Based on Ephesians 1:10 and Ephesians 2:10 Wright writes:

we are saved by grace through faith FOR GOOD WORKS PREPARED BEFOREHAND for us to walk in. Separating the two is like saying ‘which is more important, breathing or eating?’ Obviously, if you stop breathing you don’t do much eating, but equally if you never eat you will find your breathing eventually in trouble. Not a perfect anology, but the ‘salvation’ which is ‘by grace through faith’ is precisely the rescue of our humanness from all that corrupts it, including ultimately death, and sin which anticipates death….We aren’t saved BY good works but we are save FOR good works.

I would have to say, that Wright’s contemporary Biblical Theologians would be disappointed in him. There are, in my opinion, some errors in Wright’s statement here. First of all, I do believe that this statement mis-interprets Ephesians 2 for an understanding of works and faith. Ephesians 2:10 does not say “we are saved by grace through faith for good works prepared beforehand.’ That is a mix between Ephesians 2:8 and 2:10. And I believe Wright does not interpret the flow of thought Paul is putting forth. Ephesians 2:8-9 show that our salvation (everything that is included) is not by works, but is a gift of God so that no one may be able to boast. Meaning: we will never be able to present before God any reason that we should be saved other than to boast in “his workmanship.” What is his workmanship? That is found in verses 4-6. He made alive from our deadness in sin, raised us up and seated us with Christ. This redeemed, new creation that Wright says is our salvation has happened already in Christ. But to understand what Paul means when he says we are a new creation “created in Christ Jesus for good works, which God prepared beforehand, that we should walk in them”, we must look at the entire line of reasoning, starting with 2:1.

And you were dead in the trespasses and sins, in which you once walked, following the course of this world, following the prince of the power of the air, the spirit that is now at work in the sons of disobedience – among whom we all once lived in the passions of our flesh, carrying out the desires of the body and the mind, and were by nature children of wrath.

Paul uses the same word for “walk” in both verse 2 and verse 10 to represent a lifestyle. We walked in the course of this world, passions of our flesh, and evil desires (v. 2) and we now walk in good works prepared by God (v. 10). Verse 2 and 10 both speak of walking that is compelled by either our evil human flesh and sin (v. 2) or now the Holy Spirit of our new creation (v. 10). We, as born-again Christians, have the Spirit in us, enabling us to hate sin and love what glorifies God. This, however, is not the purpose of our salvation, which Wright seems to imply. The purpose of our salvation is found in verse 7, “so that in the coming ages he might show the immeasurable riches of his grace in kindness toward us in Christ Jesus.” The purpose of our salvation is not do good works in a better and redeemed world where we all love and live for one another. But to boast in the work of God in Jesus Christ. Forever, we will proclaim his mercy and grace. We will be met with joy for eternity. The face of God in Christ will always be our greatest enjoyment.

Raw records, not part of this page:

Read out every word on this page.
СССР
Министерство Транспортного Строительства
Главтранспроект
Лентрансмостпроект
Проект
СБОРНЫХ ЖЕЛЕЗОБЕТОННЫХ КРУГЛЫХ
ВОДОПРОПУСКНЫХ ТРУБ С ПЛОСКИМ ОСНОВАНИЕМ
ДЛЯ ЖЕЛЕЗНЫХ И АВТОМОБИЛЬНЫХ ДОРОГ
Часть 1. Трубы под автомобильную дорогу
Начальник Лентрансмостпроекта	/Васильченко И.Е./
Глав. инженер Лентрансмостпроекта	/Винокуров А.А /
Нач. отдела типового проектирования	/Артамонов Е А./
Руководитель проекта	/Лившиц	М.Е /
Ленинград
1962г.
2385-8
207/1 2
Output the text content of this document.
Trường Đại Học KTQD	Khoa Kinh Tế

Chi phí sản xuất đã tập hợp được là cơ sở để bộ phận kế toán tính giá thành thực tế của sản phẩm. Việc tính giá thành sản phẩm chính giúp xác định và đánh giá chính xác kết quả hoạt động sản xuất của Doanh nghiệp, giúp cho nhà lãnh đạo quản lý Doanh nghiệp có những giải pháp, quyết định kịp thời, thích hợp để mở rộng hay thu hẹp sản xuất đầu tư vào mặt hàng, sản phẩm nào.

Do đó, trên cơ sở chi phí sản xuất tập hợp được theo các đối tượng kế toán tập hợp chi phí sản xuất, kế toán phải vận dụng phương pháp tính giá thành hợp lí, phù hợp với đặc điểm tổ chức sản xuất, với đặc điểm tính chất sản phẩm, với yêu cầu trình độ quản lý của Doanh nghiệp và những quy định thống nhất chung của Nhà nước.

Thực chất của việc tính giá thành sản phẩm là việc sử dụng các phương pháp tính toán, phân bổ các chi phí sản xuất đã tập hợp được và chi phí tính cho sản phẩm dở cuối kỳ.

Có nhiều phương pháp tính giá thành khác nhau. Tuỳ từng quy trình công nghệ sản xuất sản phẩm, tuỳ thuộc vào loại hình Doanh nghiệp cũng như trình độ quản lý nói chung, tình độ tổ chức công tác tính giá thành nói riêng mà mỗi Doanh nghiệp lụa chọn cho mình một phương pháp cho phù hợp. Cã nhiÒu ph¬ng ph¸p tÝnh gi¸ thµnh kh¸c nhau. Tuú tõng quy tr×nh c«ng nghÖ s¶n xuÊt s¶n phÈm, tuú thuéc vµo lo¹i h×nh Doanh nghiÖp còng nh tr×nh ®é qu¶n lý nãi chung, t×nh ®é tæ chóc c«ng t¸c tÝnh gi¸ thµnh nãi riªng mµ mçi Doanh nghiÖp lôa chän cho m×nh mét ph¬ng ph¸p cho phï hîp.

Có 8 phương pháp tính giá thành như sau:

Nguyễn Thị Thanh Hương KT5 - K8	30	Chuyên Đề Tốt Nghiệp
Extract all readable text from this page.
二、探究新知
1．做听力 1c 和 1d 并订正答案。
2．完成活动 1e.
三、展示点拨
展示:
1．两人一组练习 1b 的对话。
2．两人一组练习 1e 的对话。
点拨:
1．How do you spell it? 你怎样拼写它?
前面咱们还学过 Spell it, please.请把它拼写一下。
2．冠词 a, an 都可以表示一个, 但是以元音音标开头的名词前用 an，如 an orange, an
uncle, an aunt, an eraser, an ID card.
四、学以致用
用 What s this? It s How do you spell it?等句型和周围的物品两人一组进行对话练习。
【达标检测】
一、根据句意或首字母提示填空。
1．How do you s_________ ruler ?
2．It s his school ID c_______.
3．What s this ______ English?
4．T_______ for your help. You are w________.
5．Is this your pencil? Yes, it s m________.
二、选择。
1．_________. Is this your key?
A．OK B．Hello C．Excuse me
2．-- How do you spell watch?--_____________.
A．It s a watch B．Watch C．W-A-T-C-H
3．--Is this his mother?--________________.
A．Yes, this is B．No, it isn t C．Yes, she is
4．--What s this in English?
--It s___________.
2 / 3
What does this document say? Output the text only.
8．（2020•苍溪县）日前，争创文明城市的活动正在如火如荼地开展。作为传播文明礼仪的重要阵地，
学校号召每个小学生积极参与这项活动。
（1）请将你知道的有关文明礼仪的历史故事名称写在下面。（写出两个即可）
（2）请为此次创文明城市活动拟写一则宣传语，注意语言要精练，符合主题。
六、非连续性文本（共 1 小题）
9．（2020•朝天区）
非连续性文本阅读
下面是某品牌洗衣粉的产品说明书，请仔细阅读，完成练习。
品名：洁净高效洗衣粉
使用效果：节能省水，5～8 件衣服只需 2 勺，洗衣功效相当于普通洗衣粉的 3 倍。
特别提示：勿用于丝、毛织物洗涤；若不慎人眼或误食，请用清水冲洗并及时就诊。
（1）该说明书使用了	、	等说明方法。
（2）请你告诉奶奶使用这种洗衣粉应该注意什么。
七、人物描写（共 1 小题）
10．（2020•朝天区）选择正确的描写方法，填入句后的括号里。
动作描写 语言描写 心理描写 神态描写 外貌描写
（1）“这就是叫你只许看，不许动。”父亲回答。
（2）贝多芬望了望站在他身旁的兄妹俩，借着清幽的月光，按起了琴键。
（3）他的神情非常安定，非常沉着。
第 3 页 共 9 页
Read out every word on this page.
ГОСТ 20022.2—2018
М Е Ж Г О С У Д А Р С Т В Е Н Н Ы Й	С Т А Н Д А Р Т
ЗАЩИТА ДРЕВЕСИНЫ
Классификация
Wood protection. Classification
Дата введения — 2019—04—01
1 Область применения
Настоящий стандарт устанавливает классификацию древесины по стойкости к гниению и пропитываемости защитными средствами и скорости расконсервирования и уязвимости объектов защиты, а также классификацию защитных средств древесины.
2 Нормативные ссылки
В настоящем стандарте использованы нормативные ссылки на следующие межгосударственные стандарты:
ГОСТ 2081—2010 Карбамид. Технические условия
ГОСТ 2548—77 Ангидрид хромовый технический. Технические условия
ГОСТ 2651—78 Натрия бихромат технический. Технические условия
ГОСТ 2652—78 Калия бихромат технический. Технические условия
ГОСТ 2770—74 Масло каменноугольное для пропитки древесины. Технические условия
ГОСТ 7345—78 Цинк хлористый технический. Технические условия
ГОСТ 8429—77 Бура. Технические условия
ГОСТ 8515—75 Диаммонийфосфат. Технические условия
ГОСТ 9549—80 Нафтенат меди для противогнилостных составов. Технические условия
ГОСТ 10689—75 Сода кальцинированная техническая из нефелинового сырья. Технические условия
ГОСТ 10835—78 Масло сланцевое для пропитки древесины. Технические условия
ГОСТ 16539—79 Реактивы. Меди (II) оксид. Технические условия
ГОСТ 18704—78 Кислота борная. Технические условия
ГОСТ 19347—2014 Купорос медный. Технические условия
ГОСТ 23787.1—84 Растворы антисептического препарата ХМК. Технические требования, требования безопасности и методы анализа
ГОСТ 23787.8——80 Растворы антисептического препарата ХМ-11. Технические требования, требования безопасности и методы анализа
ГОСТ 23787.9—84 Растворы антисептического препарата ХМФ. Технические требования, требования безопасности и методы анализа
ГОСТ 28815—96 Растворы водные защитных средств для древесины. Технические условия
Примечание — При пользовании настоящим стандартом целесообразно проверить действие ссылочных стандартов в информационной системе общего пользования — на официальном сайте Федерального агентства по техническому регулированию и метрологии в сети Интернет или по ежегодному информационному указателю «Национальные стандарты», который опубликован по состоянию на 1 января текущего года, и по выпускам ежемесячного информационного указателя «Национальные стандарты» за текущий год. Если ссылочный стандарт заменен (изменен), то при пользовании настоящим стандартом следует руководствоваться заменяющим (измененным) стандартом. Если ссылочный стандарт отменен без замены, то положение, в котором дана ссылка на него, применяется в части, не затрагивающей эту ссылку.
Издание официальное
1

Faith is best understood as “means” and works as “proof of means.” This is not to say that faith relies on works, but that good works rely on faith. They are not equals, as Wright puts them. We will never be able to please or glorify God apart from faith, therefore everything we do apart from faith or without faith cannot please God (Heb. 11:6). But, compelled by the Holy Spirit, the seal of our new creation, we now have the mind of Christ, to do good works in faith.